Bank of Montreal has settled most of its long-standing lawsuits related to allegations of mortgage fraud in Alberta.
In 2010, the bank alleged that a group of mortgage brokers and lawyers, as well as BMO employees, concocted a scam that involved $69.5-million in mortgages and cost the bank as much as $30-million.
The allegations caught the attention of the Royal Canadian Mounted Police, which launched an investigation, and BMO launched lawsuits against more than 100 parties. The allegations have not been proven in court.
Most of those suits have now been settled, The Globe and Mail has learned. Specific details haven’t been disclosed in many cases, but the Alberta Lawyers Insurance Association will pay BMO $9.2-million as a settlement on behalf of 17 lawyers. There was no comment from the lawyers’ group.

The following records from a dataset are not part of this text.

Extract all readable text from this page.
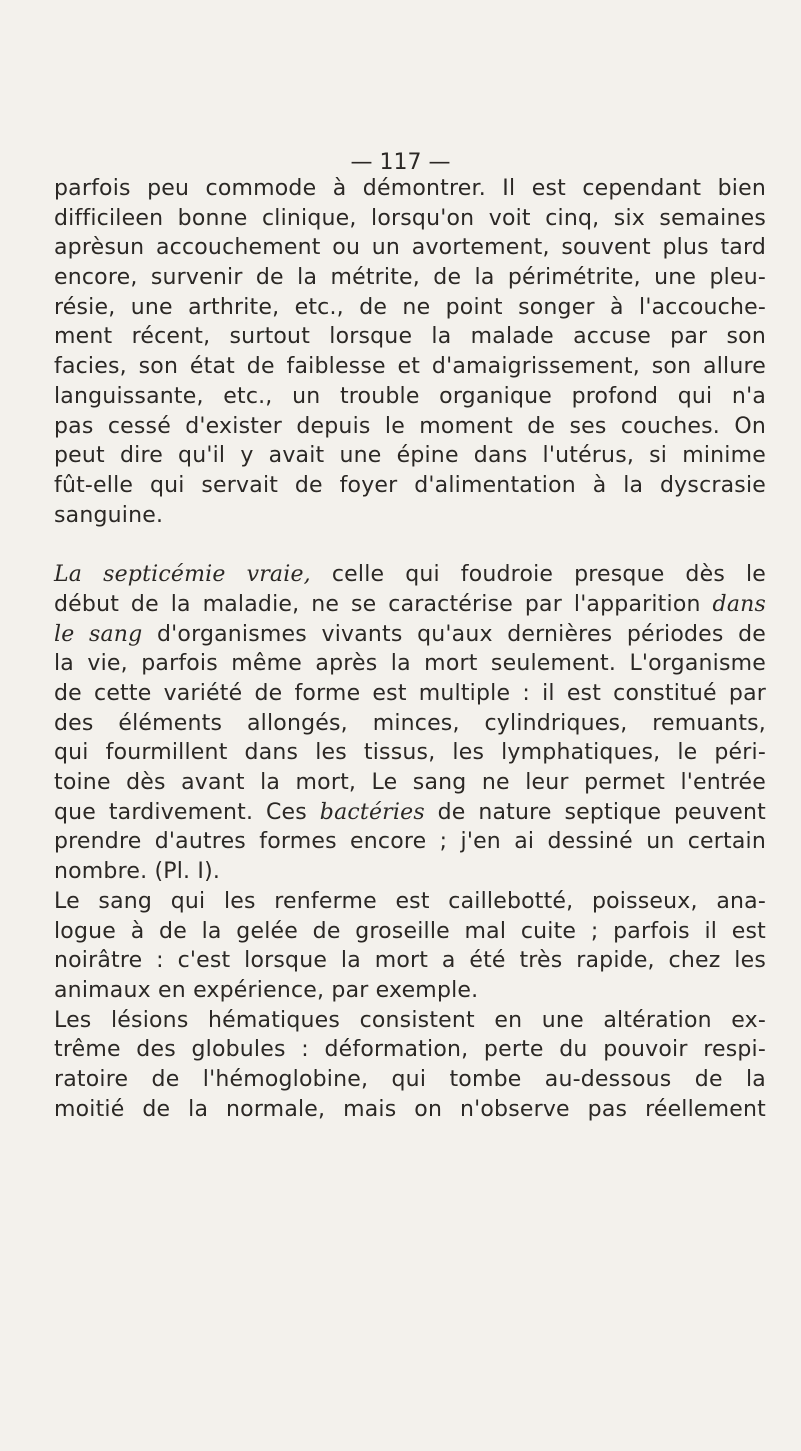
— 117 —
parfois peu commode à démontrer. Il est cependant bien
difficileen bonne clinique, lorsqu'on voit cinq, six semaines
aprèsun accouchement ou un avortement, souvent plus tard
encore, survenir de la métrite, de la périmétrite, une pleu-
résie, une arthrite, etc., de ne point songer à l'accouche-
ment récent, surtout lorsque la malade accuse par son
facies, son état de faiblesse et d'amaigrissement, son allure
languissante, etc., un trouble organique profond qui n'a
pas cessé d'exister depuis le moment de ses couches. On
peut dire qu'il y avait une épine dans l'utérus, si minime
fût-elle qui servait de foyer d'alimentation à la dyscrasie
sanguine.
La septicémie vraie, celle qui foudroie presque dès le
début de la maladie, ne se caractérise par l'apparition dans
le sang d'organismes vivants qu'aux dernières périodes de
la vie, parfois même après la mort seulement. L'organisme
de cette variété de forme est multiple : il est constitué par
des éléments allongés, minces, cylindriques, remuants,
qui fourmillent dans les tissus, les lymphatiques, le péri-
toine dès avant la mort, Le sang ne leur permet l'entrée
que tardivement. Ces bactéries de nature septique peuvent
prendre d'autres formes encore ; j'en ai dessiné un certain
nombre. (Pl. I).
Le sang qui les renferme est caillebotté, poisseux, ana-
logue à de la gelée de groseille mal cuite ; parfois il est
noirâtre : c'est lorsque la mort a été très rapide, chez les
animaux en expérience, par exemple.
Les lésions hématiques consistent en une altération ex-
trême des globules : déformation, perte du pouvoir respi-
ratoire de l'hémoglobine, qui tombe au-dessous de la
moitié de la normale, mais on n'observe pas réellement
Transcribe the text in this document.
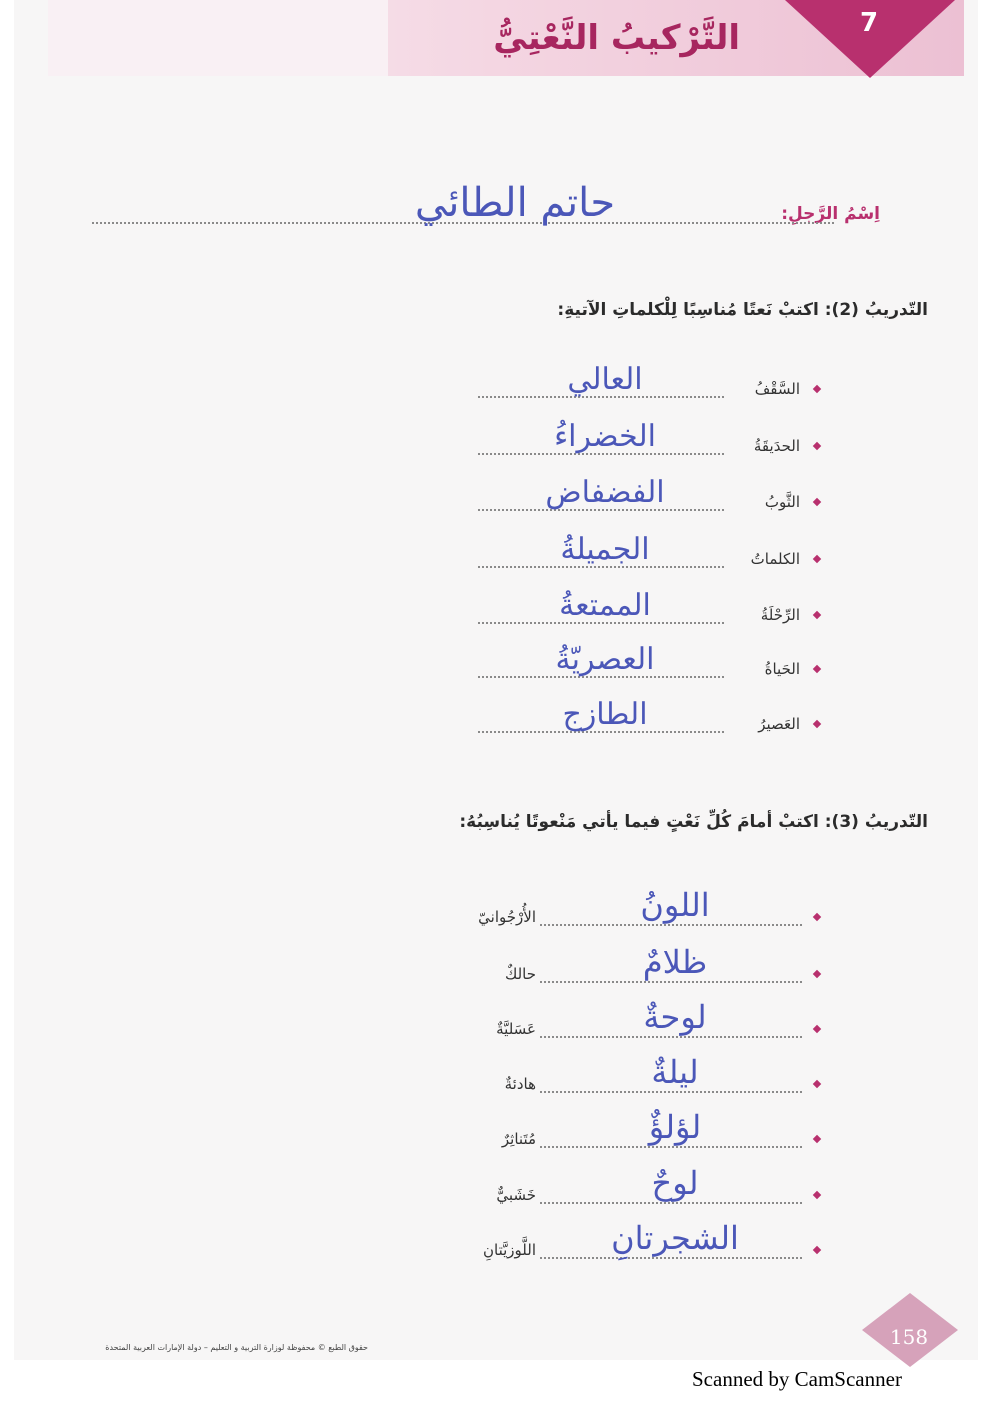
7
التَّرْكيبُ النَّعْتِيُّ
اِسْمُ الرَّجلِ:
حاتم الطائي
التّدريبُ (2): اكتبْ نَعتًا مُناسِبًا لِلْكلماتِ الآتيةِ:
السَّقْفُ
العالي
الحدَيقَةُ
الخضراءُ
الثَّوبُ
الفضفاض
الكلماتُ
الجميلةُ
الرِّحْلَةُ
الممتعةُ
الحَياةُ
العصريّةُ
العَصيرُ
الطازج
التّدريبُ (3): اكتبْ أمامَ كُلِّ نَعْتٍ فيما يأتي مَنْعوتًا يُناسِبُهُ:
اللونُ
الأُرْجُوانيّ
ظلامٌ
حالكٌ
لوحةٌ
عَسَليَّةٌ
ليلةٌ
هادئةٌ
لؤلؤٌ
مُتَناثِرٌ
لوحٌ
خَشَبيٌّ
الشجرتانِ
اللَّوزيَّتانِ
158
حقوق الطبع © محفوظة لوزارة التربية و التعليم – دولة الإمارات العربية المتحدة
Scanned by CamScanner
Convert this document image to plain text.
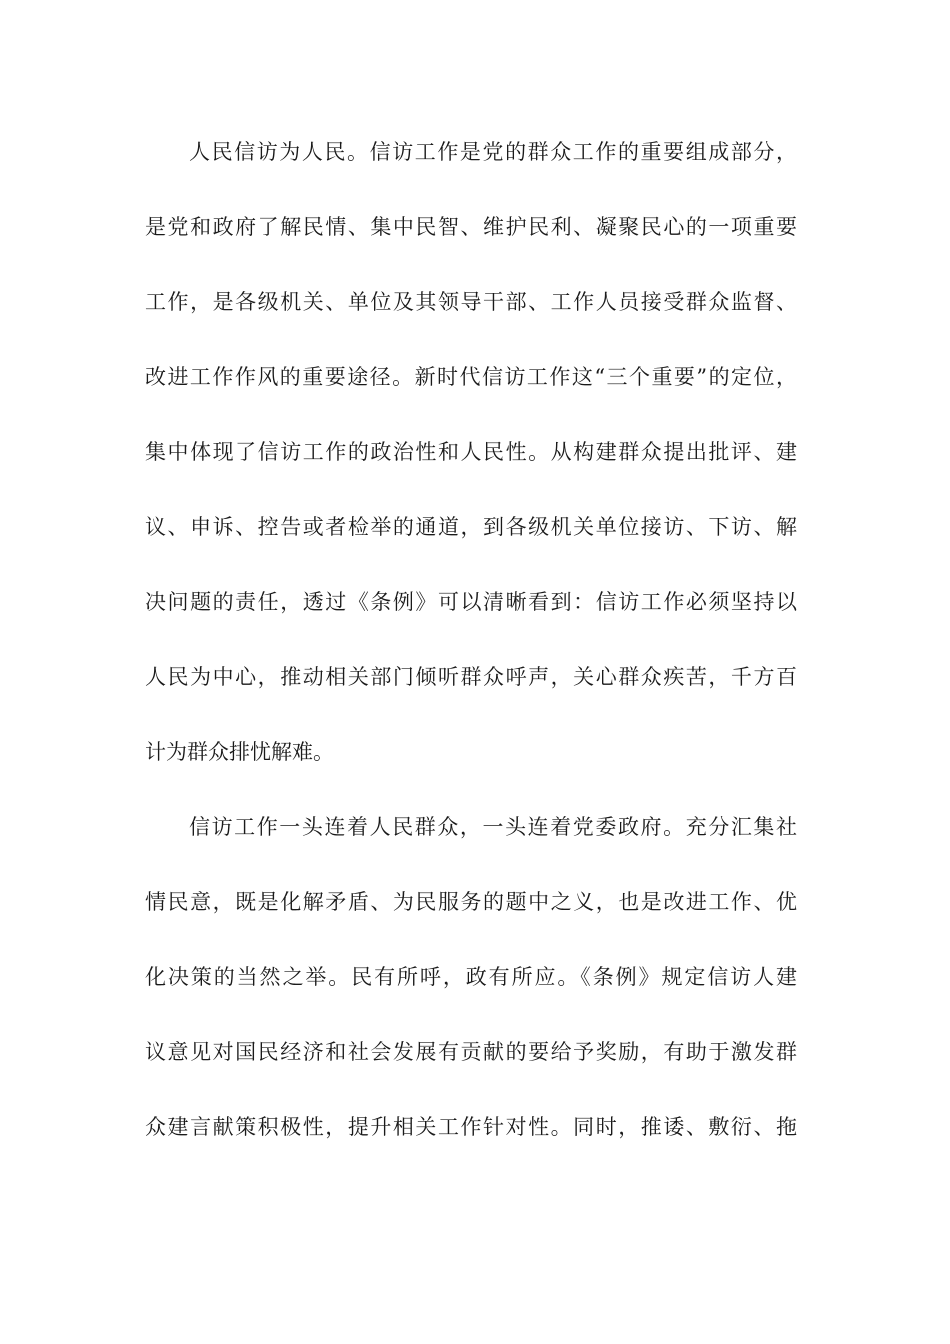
人民信访为人民。信访工作是党的群众工作的重要组成部分，
是党和政府了解民情、集中民智、维护民利、凝聚民心的一项重要
工作，是各级机关、单位及其领导干部、工作人员接受群众监督、
改进工作作风的重要途径。新时代信访工作这“三个重要”的定位，
集中体现了信访工作的政治性和人民性。从构建群众提出批评、建
议、申诉、控告或者检举的通道，到各级机关单位接访、下访、解
决问题的责任，透过《条例》可以清晰看到：信访工作必须坚持以
人民为中心，推动相关部门倾听群众呼声，关心群众疾苦，千方百
计为群众排忧解难。
信访工作一头连着人民群众，一头连着党委政府。充分汇集社
情民意，既是化解矛盾、为民服务的题中之义，也是改进工作、优
化决策的当然之举。民有所呼，政有所应。《条例》规定信访人建
议意见对国民经济和社会发展有贡献的要给予奖励，有助于激发群
众建言献策积极性，提升相关工作针对性。同时，推诿、敷衍、拖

BMO declined to comment on Tuesday.
The mortgage scheme was spotted by BMO in 2006, prompting the bank to hire forensic accountants to look into the matter.
BMO alleged the fraudsters would buy low-end homes in nice neighbourhoods and later convince the bank that the property was worth more than the purchase price. The alleged fraudsters would sell the homes at inflated values to immigrants to whom they gave documents that falsified their incomes.
Many of the new homeowners failed to pay their mortgages, resulting in many foreclosures that hurt BMO.